De l’algèbre de Toto à la broche électronique à 14 pattes

On part de l’algèbre (de Boole), de la logique, et de l’opération algébrique élémentaire [1 + 1 = 2 ? non, 10… en base 2 ; me revient l’histoire de Toto qui se plaint à son père « L’instituteur y fait rien que m’embêter à me poser des questions difficiles »…l’instituteur à l’enfant, devant le père courroucé : « OK, Toto, 2 + 2 çà fait combien ? » Toto : « Tu vois papa, y commence »] et on va vers l’opération algébrique, la même , l’addition, dans un ordinateur, une addition juste un peu plus complexe, et faite à une cadence de 1,5 milliards (processeur 1,5GHz) d’opérations unitaires par seconde (là Toto est indiscutablement battu…).

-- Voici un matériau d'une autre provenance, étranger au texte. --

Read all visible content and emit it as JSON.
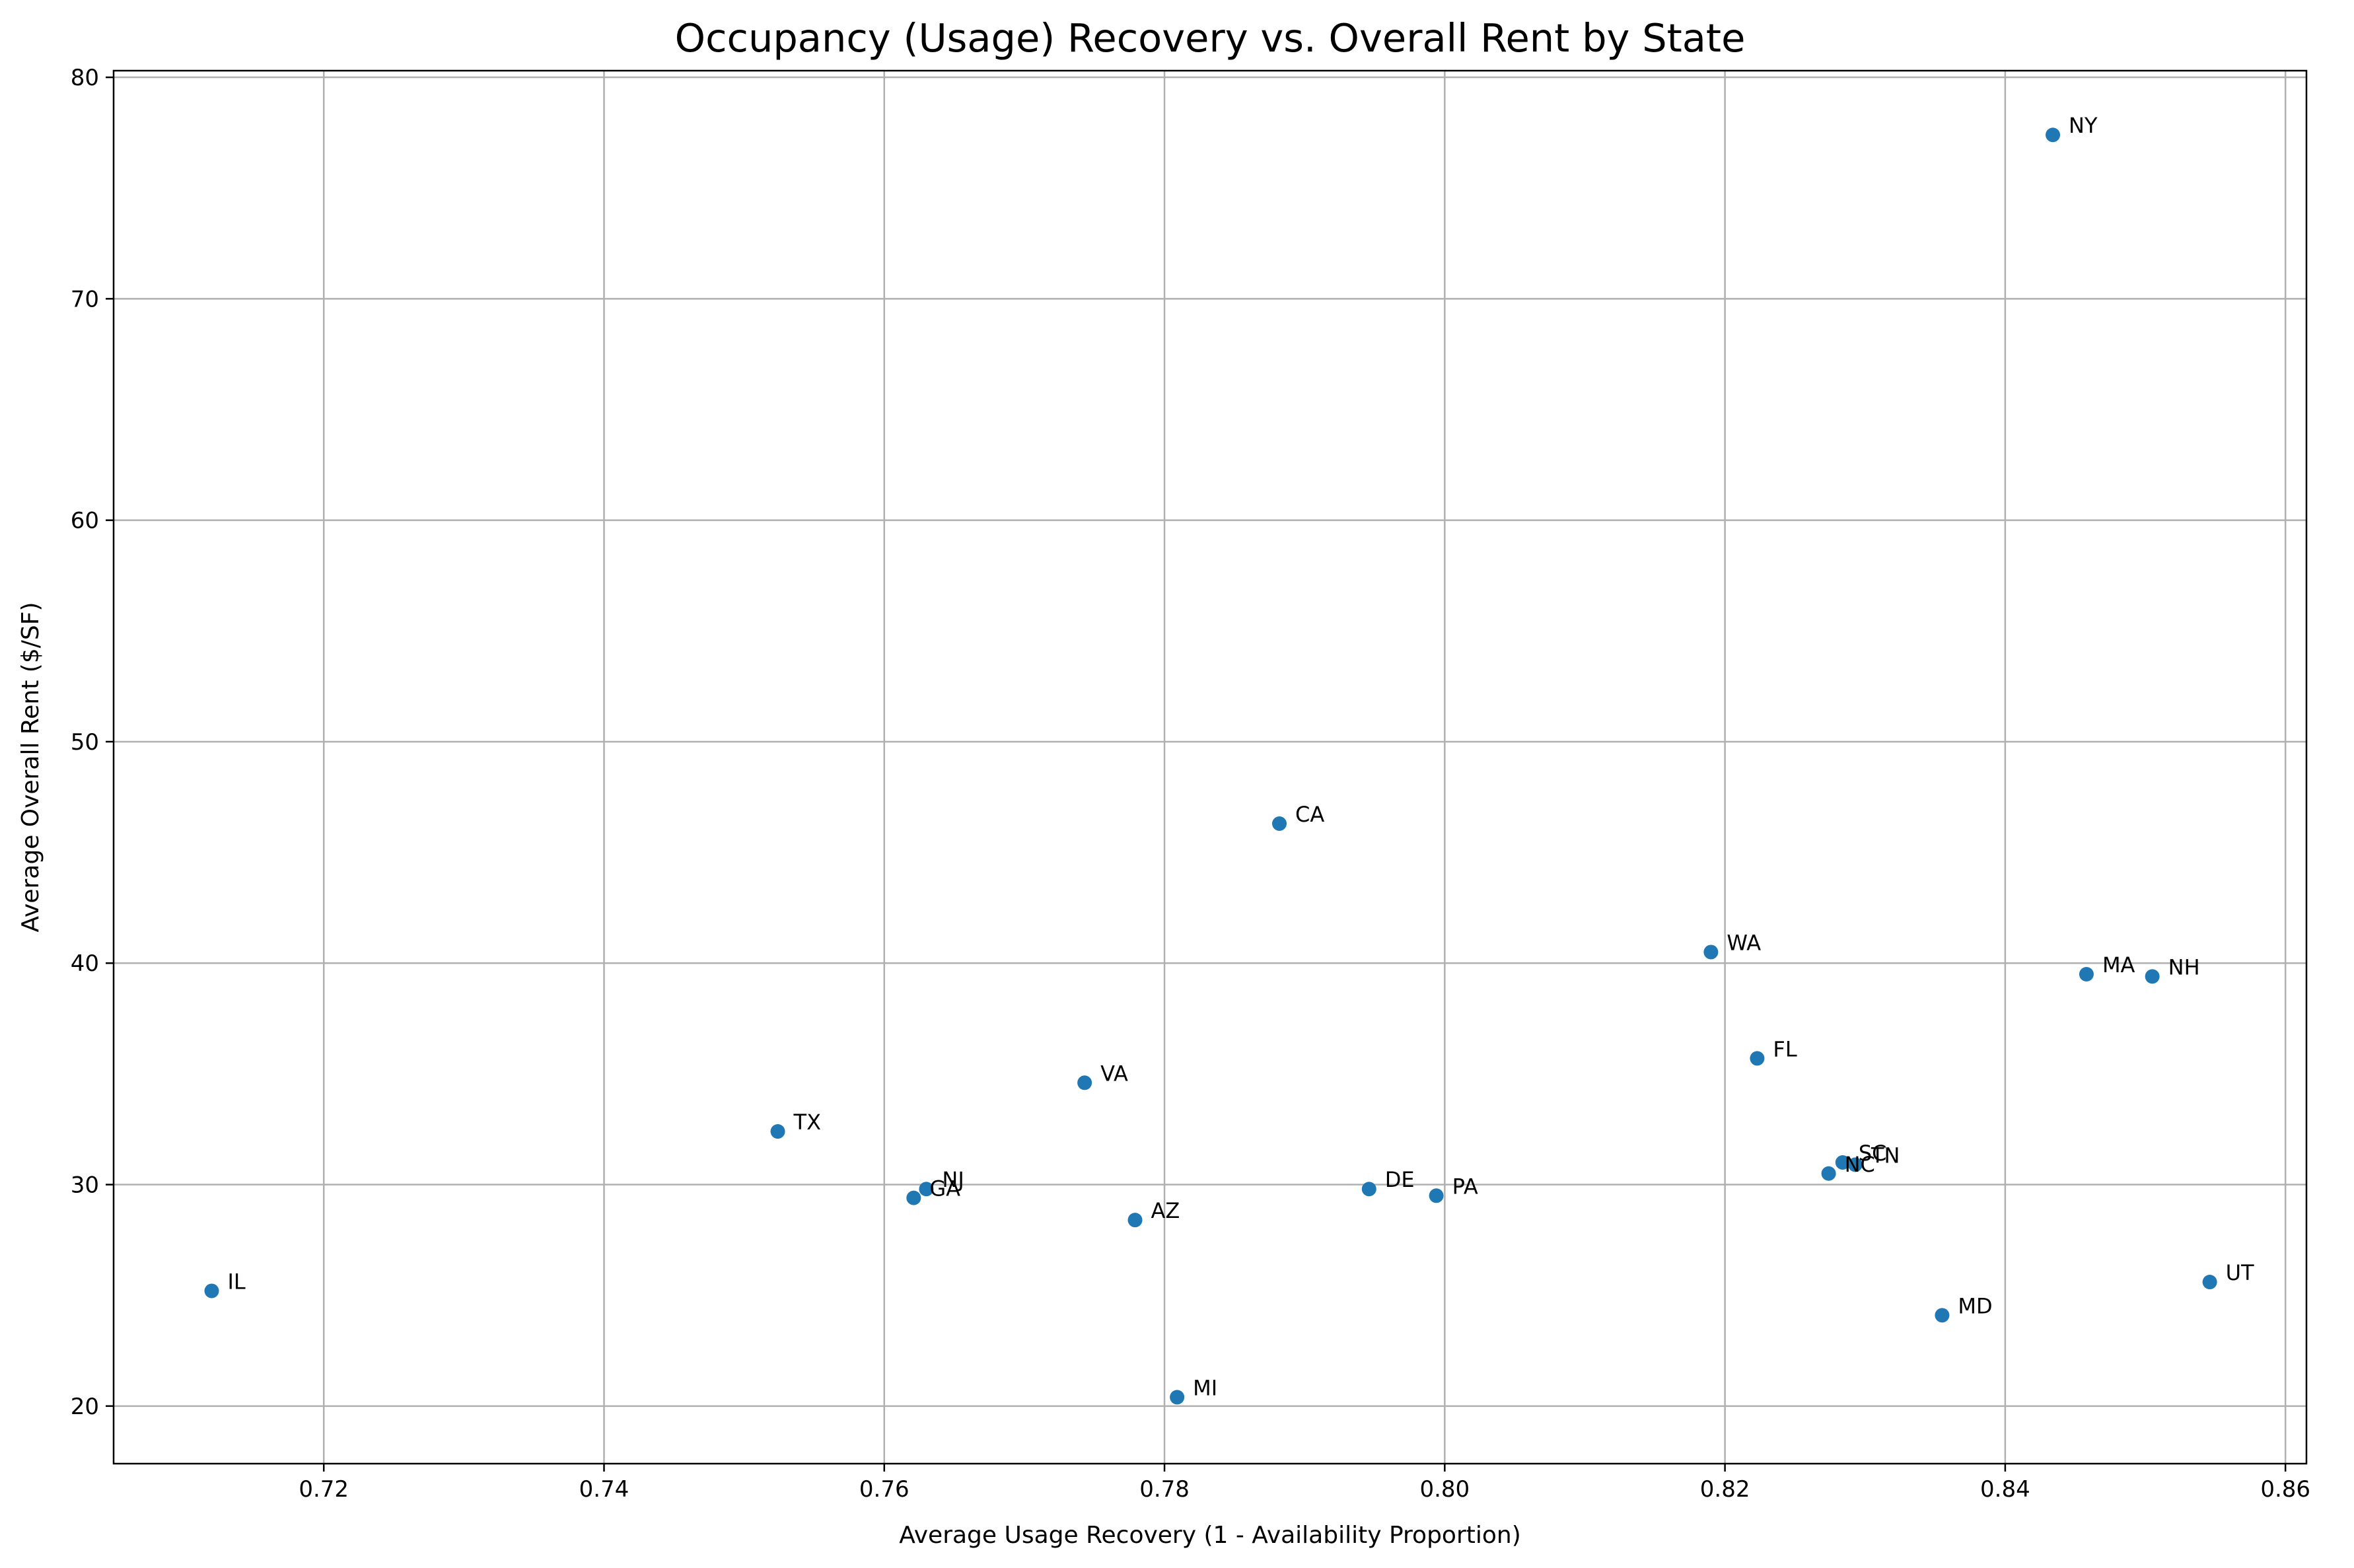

Etape 1 : On prend un transistor N (p.e. du silicium de valence 4 dopé par du phosphore de valence 5) (schéma) : si la grille G=0 (0V), le transistor est bloqué, aucun courant ne passe ; si G=1 (2V), le transistor est passant. Pour un transistor P (p.e. du silicium dopé au bore de valence 3), c’est rien que le contraire, comme dirait Toto.



Etape 2 :
On réalise un inverseur (schéma) : si A est au potentiel haut (2V, A = 1): le transistor P (en haut, distingué du N par un point vert) est bloqué ; le transistor N (en bas) est passant. B est au potentiel de la masse en bas : B = 0. Si A est au potentiel bas (0V, A = 0), c’est rien que le contraire…B est au potentiel de la flèche en haut (2V, A=1). On a bien réalisé un inverseur avec deux transistors, avec la « table de vérité » suivante :
A B
1 0
0 1

Etape 3 : On réalise un full-adder (FA, addition de deux bits). Je vous passe le schéma électronique, plus compliqué, avec de nombreux transistors, mais regardons sa table de vérité (comme l’inverseur, tableau).

C A B R S
0 0 0 0 0
0 0 1 0 1
0 1 0 0 1
1 0 0 0 1
0 1 1 1 0
1 0 1 1 0
1 1 0 1 0
1 1 1 1 1

Avec trois entrées A,B,C (pour additionner deux bits, on besoin de trois entrées, on comprendra pourquoi à l’étape suivante), elle nous donne deux sorties R et S telles que A + B + C = 2R + S [ou, en base 2, A + B + C = 10R + S] ; et R, c’est quoi ?… une retenue ! Le full-adder, c’est le composant qui fait comme vous quand vous posez une addition à deux chiffres 9 + 7, il « pose » 6 (S) et il « retient » 1 (R).

 

Etape 4 : Alors maintenant, on réalise un « additionneur 8 bits », comme son nom l’indique il additionne deux nombres, soit deux octets – huit bits chacun, des 0 ou des 1, A7A6A5AA3A2A1A0 et B7B6B5B4B3B2B1B0. Vous mettez 8 full-adders en série, au premier à droite vous injectez A=A0, B=B0, C=0 (notations A,B,C de l’étape 3), il vous pose S0 et retient R0 ; au second à côté vous injectez A=A1, B=B1, C=R0 (la retenue, justement), il vous pose S1 et retient R1, et ainsi de suite…. !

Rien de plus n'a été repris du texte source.